Embeddings: Update config, args, and parameter names

Use embeddings_device as the parameter for device to remove ambiguity. Signed-off-by: kingbri <bdashore3@proton.me>
2026-03-15 00:07:28 +00:00 · 2024-07-30 15:32:26 -04:00
parent bfa011e0ce
commit dc3dcc9c0d
5 changed files with 43 additions and 9 deletions
--- a/config_sample.yml
+++ b/config_sample.yml
@@ -72,13 +72,6 @@ developer:
  # Otherwise, the priority will be set to high
  #realtime_process_priority: False

-embeddings:
-  embedding_model_dir: models
-
-  embedding_model_name:
-
-  embeddings_device: cpu
-
 # Options for model overrides and loading
 # Please read the comments to understand how arguments are handled between initial and API loads
 model:
@@ -208,3 +201,19 @@ model:
    #loras:
    #- name: lora1
    #  scaling: 1.0
+
+# Options for embedding models and loading.

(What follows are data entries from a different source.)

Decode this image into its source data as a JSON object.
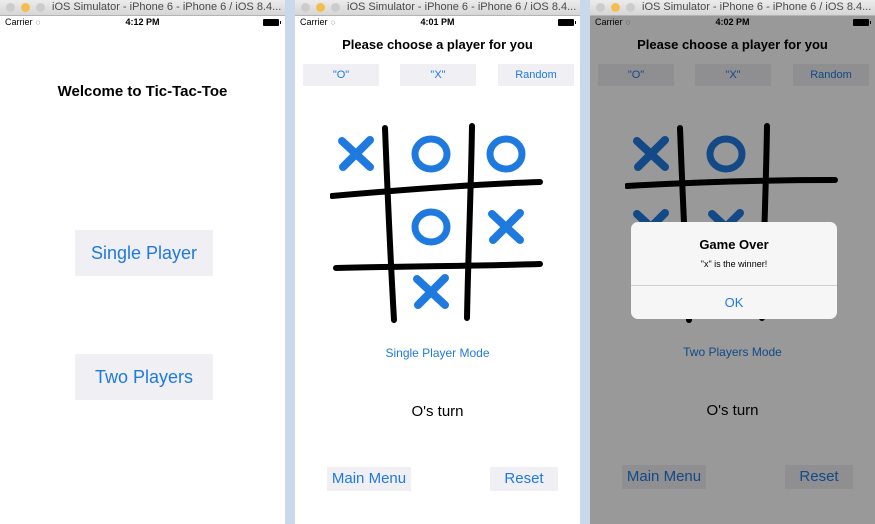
{
  "colors": {
    "accent": "#1f7ae0",
    "button_bg": "#efeff4",
    "mark_o_x": "#1f7ae0",
    "grid": "#000000"
  },
  "window1": {
    "title": "iOS Simulator - iPhone 6 - iPhone 6 / iOS 8.4...",
    "status": {
      "carrier": "Carrier",
      "time": "4:12 PM"
    },
    "welcome": "Welcome to Tic-Tac-Toe",
    "single_player": "Single Player",
    "two_players": "Two Players"
  },
  "window2": {
    "title": "iOS Simulator - iPhone 6 - iPhone 6 / iOS 8.4...",
    "status": {
      "carrier": "Carrier",
      "time": "4:01 PM"
    },
    "heading": "Please choose a player for you",
    "choice_o": "\"O\"",
    "choice_x": "\"X\"",
    "choice_random": "Random",
    "board": [
      [
        "X",
        "O",
        "O"
      ],
      [
        "",
        "O",
        "X"
      ],
      [
        "",
        "X",
        ""
      ]
    ],
    "mode": "Single Player Mode",
    "turn": "O's turn",
    "main_menu": "Main Menu",
    "reset": "Reset"
  },
  "window3": {
    "title": "iOS Simulator - iPhone 6 - iPhone 6 / iOS 8.4...",
    "status": {
      "carrier": "Carrier",
      "time": "4:02 PM"
    },
    "heading": "Please choose a player for you",
    "choice_o": "\"O\"",
    "choice_x": "\"X\"",
    "choice_random": "Random",
    "board": [
      [
        "X",
        "O",
        ""
      ],
      [
        "X",
        "X",
        ""
      ],
      [
        "",
        "",
        ""
      ]
    ],
    "mode": "Two Players Mode",
    "turn": "O's turn",
    "main_menu": "Main Menu",
    "reset": "Reset",
    "alert": {
      "title": "Game Over",
      "message": "\"x\" is the winner!",
      "ok": "OK"
    }
  }
}
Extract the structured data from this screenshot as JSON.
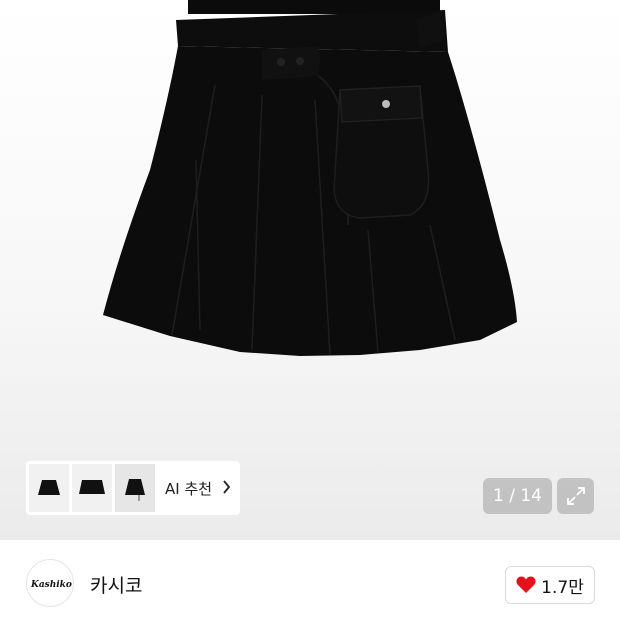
{
  "gallery": {
    "counter": "1 / 14",
    "ai_recommend_label": "AI 추천",
    "thumbnails": [
      "skirt-thumb-1",
      "skirt-thumb-2",
      "skirt-thumb-3"
    ]
  },
  "brand": {
    "name": "카시코",
    "logo_text": "Kashiko"
  },
  "like": {
    "count": "1.7만",
    "heart_color": "#e5111b"
  },
  "icons": {
    "expand": "expand-icon",
    "chevron": "chevron-right-icon",
    "heart": "heart-icon"
  }
}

+# NOTE: Embeddings requires the "extras" feature to be installed
+# Install it via "pip install .[extras]"
+embeddings:
+  # Overrides directory to look for embedding models (default: models)

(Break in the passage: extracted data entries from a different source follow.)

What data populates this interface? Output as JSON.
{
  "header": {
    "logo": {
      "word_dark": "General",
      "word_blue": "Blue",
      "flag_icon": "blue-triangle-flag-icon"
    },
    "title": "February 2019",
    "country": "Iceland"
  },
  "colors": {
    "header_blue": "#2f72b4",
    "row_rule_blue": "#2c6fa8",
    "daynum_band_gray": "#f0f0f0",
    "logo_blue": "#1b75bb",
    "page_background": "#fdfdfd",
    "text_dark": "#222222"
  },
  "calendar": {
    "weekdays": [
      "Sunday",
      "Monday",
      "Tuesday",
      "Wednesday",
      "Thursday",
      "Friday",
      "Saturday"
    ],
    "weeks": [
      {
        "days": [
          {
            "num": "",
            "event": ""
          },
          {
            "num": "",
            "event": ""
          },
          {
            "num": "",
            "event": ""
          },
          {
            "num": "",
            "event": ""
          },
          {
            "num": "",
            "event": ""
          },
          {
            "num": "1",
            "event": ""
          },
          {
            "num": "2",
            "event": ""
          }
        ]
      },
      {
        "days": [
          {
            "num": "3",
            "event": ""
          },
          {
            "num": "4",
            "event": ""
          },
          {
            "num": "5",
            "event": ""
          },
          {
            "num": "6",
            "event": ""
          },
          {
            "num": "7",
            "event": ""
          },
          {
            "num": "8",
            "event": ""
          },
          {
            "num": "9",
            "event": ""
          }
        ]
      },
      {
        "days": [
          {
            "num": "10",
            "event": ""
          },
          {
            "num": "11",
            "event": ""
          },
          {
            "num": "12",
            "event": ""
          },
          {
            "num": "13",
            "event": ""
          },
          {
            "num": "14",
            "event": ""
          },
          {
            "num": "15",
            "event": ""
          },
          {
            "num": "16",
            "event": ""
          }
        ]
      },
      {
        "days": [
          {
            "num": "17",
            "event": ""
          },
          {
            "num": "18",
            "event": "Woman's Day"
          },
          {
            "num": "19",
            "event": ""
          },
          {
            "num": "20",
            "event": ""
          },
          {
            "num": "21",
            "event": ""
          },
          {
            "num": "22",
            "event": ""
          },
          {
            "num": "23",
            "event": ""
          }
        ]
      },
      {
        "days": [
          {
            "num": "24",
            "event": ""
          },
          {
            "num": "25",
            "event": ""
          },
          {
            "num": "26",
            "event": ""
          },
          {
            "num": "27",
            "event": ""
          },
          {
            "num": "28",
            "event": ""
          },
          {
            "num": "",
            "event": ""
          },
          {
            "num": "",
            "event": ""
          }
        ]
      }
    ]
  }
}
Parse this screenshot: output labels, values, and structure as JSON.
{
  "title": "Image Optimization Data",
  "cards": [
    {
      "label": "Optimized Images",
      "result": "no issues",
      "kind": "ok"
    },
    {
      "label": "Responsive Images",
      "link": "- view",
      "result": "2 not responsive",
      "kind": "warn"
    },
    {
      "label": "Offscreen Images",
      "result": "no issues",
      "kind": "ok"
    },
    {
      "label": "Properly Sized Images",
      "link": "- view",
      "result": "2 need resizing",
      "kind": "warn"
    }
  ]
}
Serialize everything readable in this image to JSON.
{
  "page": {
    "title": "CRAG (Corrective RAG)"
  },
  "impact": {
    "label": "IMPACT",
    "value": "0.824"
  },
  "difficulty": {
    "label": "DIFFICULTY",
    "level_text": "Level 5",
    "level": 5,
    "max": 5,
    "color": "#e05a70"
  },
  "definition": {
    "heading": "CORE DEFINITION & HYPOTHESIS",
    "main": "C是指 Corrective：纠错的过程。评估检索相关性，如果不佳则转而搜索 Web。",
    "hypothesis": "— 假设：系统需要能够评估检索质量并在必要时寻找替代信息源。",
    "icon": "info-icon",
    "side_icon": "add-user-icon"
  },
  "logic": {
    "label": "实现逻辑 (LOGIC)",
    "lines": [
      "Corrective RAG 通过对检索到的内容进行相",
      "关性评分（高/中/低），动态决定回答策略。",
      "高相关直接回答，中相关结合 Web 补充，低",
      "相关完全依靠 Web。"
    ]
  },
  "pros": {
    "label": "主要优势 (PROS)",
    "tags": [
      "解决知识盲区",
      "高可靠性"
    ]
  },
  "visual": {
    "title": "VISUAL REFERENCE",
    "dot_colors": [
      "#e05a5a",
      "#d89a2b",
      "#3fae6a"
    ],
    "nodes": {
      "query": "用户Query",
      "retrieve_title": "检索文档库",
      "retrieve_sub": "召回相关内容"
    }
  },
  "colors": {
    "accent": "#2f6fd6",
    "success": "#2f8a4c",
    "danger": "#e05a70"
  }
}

+  embedding_model_dir: models
+
+  # An initial embedding model to load on the infinity backend (default: None)
+  embedding_model_name:
+
+  # Device to load embedding models on (default: cpu)
+  # Possible values: cpu, auto, cuda
+  # NOTE: It's recommended to load embedding models on the CPU.
+  # If you'd like to load on an AMD gpu, set this value to "cuda" as well.
+  embeddings_device: cpu